Some of my excellent colleagues have started thinking about how to support new dxw-ers going through service assessments. The plan is to have regular introductory training, a support Slack channel, and assessment guidance by discipline. I was able to lean on my colleagues for advice and feedback while preparing for my assessment, but this structured approach sounds like it could really help future newbies. 

It’s not about you

I guess you could say that as far as the assessors are concerned, you’ve made decisions as a team. There’s no contestant elimination. No investigation to find out who the weakest link is. Whether the outcome is ‘met’ or ‘not met’, it’s an outcome for the service and the whole team. 

Let’s say you end up getting feedback about something you were mainly responsible for. After getting over the slight sting of having missed something, however small it was, I was grateful that someone caught it for us. Especially as it will make it easier for people to use the service.

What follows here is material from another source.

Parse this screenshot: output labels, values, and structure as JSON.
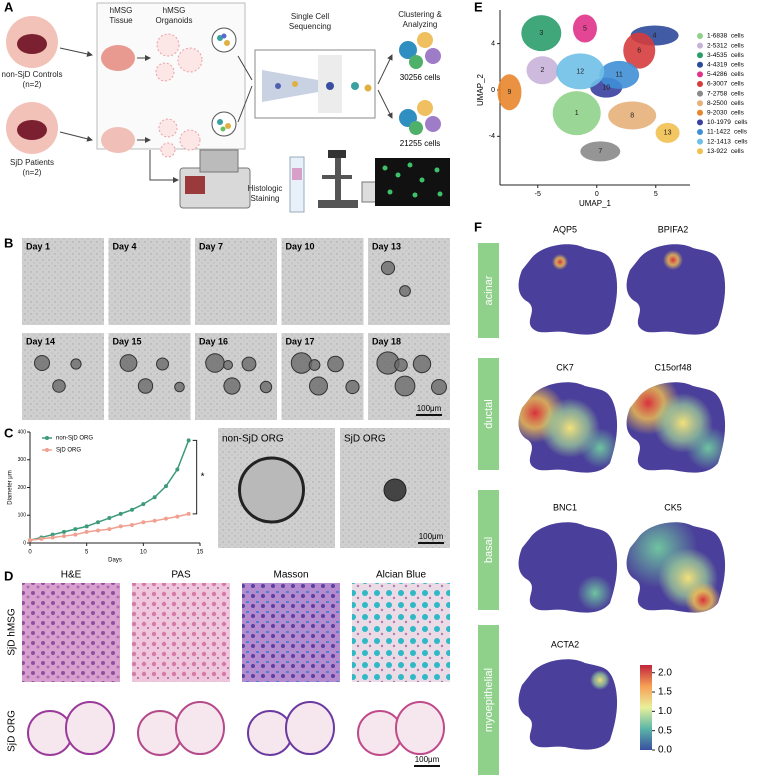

The assessors understand the complexities involved in building services and their job is to make sure they meet the standard. That’s all the assessment is about. 

A reassessment is not the end of the world

Let’s talk about what happens when the less favourable outcome happens. What then?

The Service Standard says that ‘not met’ does not mean failure but people still say “failed” because I guess that’s how it can feel. 

I’ll admit that I may have let out a groan at the thought of preparing for another assessment. Especially when other dxw colleagues were celebrating their well deserved ‘met’ outcome around the same time. My team will need to implement the assessors’ recommendations, such as documenting more changes in design histories to show that we’re iterating frequently. I’ll also need to mentally prepare again. 

But I think we’d be sabotaging ourselves if all we take away from the experience is that we “failed”. To me, the service assessment was a helpful checkpoint. It forced us to step back from the day-to-day tickets and gave us some reminders we arguably needed. 

Since the assessment, we’ve used the report to refine some of our processes and reshuffle our priorities. Our service will be better now. I’ll remind myself of all the positive things the assessors were impressed by and take comfort in the fact that I’m much more ready for the next one.